Plants flower white in late May to early June with mildly fragrant, bee-attractive, umbrella-like clusters. The glossy foliage looks good throughout summer, but the best show happens in fall when the leaves turn wine-red and branches sport blue-black berries that offer a late-season feast for birds.
The best fruiting occurs when two or more arrowwood viburnums of differing varieties are planted, such as pairing Chicago Lustre with a straight-species plant or another good variety – the blue-fruiting Blue Muffin.
* Size: Arrowwood viburnums can become hefty bushes, reaching about 12 feet tall and 10 feet wide in 20 or so years if not pruned. However, with pruning every year or two, the size can be maintained, if desired, at about six feet tall and wide.
* Where to use: Chicago Lustre does well in full sun, but its favored location is in a site with slightly acidic and damp soil that gets morning sun and afternoon shade or dappled light all day. It’ll even grow in deeper shade, although flowering and fruiting are likely to diminish.
Plants can be lined to up to make an informal hedge or massed under a grove of shade trees.

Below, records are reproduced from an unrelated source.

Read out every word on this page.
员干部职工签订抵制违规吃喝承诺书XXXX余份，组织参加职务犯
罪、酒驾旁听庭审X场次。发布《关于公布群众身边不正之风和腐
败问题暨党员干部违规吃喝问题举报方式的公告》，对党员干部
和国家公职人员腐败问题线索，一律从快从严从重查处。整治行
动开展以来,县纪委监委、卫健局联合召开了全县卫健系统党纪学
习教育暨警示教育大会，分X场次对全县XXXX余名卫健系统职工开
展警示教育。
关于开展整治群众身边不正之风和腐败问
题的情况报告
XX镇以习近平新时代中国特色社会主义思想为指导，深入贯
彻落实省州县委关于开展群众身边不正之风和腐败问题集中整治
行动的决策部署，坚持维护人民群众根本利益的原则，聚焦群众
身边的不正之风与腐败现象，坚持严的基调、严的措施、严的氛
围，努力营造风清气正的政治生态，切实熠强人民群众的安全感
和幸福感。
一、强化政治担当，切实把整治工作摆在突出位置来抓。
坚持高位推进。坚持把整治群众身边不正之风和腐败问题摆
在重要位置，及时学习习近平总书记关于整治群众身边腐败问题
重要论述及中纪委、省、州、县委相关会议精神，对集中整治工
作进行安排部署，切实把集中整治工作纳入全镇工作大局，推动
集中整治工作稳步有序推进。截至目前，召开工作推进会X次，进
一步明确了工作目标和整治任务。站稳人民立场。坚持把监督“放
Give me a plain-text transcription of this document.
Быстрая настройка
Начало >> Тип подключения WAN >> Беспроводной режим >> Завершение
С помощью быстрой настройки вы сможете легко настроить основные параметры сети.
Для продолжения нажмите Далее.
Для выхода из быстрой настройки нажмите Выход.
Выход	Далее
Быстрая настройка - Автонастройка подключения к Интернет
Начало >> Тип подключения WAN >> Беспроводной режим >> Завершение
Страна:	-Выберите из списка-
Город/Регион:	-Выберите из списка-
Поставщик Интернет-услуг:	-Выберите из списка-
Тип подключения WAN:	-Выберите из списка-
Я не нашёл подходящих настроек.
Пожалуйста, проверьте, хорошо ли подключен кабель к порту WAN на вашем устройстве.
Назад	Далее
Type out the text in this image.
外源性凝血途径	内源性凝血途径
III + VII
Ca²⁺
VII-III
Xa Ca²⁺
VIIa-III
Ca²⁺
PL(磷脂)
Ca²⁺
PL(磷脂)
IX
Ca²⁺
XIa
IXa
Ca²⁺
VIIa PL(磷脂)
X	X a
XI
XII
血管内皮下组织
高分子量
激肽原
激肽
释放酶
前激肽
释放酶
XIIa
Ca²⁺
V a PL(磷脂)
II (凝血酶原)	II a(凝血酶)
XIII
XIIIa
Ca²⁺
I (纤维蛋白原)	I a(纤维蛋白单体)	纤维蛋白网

Or a triangle of three makes a nice grouping in any partly shaded setting – even ringing a northeast house corner.
* Care: Keep the soil damp the first year or two to help establish roots, then soak occasionally during hot, dry spells. Although arrowwood viburnums prefer damp soil, they’re also reasonably heat- and drought-tough once established.
Light pruning can be done after plants finish flowering. Heavier thinning and/or size-control pruning is best done in early spring before new growth begins, although you’ll sacrifice at least some of that year’s flowers and fruits.
A scattering of balanced, organic, granular, acidifying fertilizer, such as Holly Tone, once in spring is usually helpful but not critical if your soil nutrition is good.
* Great partner: Creeping phlox ‘Blue Moon’ and foamflowers are two native perennials that like similar conditions and overlap bloom time in color-coordinated bluish-lavender and pinkish-white shades. Variegated brunnera, astilbe, and hardy begonias are three other good non-native perennial partners.
Silver-variegated sedge and most any fern offer good textural contrasts. Impatiens, begonias, and/or coleus are good annuals for adding summer color in partly shaded spots. And good groundcovers under and around arrowwood viburnums include lamium ‘White Nancy,’ sweet woodruff, crested iris, and leadwort.